Okay. Now that’s out of the way, let me get to the point of this post, that I’ve had simmering in my brain-parts for a while. I started thinking about it because these two friends are very, very different people.
I call them the “yes, but” friend and the “oh my god yes, you should do it!” friend.
The “yes, but” friend - who I call to mind when I need to temper my actions and impulses, is someone I’ve known since I was five years old. We look nothing alike, but have been mistaken for sisters, as we know each other so well. This is the friend that I will call when I burn my arm on hot oil and need to go to A&E (er, for example). She’s my Saturday night stitch-and-watch friend, and her pragmatism helps keep me grounded.

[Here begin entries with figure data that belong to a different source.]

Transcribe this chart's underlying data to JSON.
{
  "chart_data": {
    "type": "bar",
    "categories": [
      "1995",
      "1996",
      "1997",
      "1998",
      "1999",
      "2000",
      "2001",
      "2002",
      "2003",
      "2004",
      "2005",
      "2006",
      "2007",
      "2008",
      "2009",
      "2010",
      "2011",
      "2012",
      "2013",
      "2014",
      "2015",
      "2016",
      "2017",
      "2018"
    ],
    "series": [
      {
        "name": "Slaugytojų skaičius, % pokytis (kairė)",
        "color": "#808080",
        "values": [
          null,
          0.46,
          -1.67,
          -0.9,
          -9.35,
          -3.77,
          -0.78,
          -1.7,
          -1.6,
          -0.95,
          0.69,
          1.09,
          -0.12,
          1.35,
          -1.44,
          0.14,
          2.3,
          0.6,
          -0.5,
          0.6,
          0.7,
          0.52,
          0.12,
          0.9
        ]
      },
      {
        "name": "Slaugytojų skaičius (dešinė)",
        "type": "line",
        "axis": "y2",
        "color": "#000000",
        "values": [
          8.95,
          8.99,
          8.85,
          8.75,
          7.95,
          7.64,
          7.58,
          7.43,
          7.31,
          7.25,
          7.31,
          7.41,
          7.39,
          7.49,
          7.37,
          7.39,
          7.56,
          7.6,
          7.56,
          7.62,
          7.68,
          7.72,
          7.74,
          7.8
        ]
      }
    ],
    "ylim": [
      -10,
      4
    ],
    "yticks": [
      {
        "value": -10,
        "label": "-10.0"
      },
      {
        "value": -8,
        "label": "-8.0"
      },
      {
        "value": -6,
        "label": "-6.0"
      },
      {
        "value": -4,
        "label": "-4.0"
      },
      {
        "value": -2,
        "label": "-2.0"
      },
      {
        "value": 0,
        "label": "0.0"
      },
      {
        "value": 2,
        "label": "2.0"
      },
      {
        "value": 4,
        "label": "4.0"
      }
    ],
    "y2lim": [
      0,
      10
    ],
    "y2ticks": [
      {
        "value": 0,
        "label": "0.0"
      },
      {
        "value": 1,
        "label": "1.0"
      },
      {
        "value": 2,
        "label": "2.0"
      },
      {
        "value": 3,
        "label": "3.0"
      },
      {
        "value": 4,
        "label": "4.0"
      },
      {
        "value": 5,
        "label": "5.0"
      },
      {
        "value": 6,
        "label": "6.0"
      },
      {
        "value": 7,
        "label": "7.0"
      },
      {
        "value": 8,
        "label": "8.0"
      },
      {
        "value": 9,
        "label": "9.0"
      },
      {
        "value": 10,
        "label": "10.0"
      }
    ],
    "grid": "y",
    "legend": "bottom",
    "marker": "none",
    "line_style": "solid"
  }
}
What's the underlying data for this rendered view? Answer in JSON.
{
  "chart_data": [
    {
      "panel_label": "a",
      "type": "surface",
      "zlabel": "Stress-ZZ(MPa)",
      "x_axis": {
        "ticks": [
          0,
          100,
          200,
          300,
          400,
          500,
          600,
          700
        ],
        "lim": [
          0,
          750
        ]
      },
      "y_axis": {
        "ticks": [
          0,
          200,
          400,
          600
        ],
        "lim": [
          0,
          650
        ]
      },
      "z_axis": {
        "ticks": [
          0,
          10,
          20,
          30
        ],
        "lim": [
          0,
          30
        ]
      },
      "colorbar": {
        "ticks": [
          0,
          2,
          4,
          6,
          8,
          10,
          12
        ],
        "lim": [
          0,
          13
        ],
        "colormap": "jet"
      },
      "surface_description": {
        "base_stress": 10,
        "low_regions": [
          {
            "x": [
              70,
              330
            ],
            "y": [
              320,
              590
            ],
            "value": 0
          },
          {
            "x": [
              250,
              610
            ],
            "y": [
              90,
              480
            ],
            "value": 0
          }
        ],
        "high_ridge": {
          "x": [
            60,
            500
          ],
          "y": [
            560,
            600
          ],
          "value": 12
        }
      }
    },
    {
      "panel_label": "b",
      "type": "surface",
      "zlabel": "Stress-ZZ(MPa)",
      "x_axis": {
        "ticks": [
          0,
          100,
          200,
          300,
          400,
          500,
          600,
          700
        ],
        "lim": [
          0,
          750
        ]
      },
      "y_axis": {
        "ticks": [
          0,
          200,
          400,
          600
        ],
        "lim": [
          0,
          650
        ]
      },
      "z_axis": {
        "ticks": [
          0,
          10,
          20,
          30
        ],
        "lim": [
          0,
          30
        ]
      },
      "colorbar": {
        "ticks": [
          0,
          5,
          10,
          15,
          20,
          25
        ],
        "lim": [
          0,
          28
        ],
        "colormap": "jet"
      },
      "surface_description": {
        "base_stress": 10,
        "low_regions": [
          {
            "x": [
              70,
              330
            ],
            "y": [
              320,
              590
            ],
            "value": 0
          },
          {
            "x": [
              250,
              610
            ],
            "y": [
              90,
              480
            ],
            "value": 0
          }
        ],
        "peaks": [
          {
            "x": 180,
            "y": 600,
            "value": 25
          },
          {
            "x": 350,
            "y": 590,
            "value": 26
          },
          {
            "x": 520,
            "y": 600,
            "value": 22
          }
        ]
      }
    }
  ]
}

The “oh my god yes you should do it!” friend is someone I met at work. It’s been rocky, sometimes and we lost touch for a long time - until I took redundancy last year and she came to the leaving do (the leaving do was at the pub, in case you’re thinking I’m getting above myself). She said we should have lunch and I would have dismissed it as one of those “oh, we should get together sometime” things but she was adamant on reconnecting and we started having lunch regularly on Mondays.
This is the friend I can say anything to and she will be nothing but optimistic and encouraging. I told her about my dream to open a bookstore (called The Last Book Shop and I have the perfect location - anyway) and she was nothing but supportive.
I tell my “yes but” friend the same dream, and she says “but what about parking?” She would also be concerned at my complete inability to finance said book shop. Whereas my other friend will indulge my flights of fancy and give me ideas of what to put in the store.
These two friends don’t know each other, but that’s fine with me. I think I’d rather keep my pragmatist and my flights of fancy friend separate anyway.
That way, I can indulge my daydreams, but still keep my feet on the ground.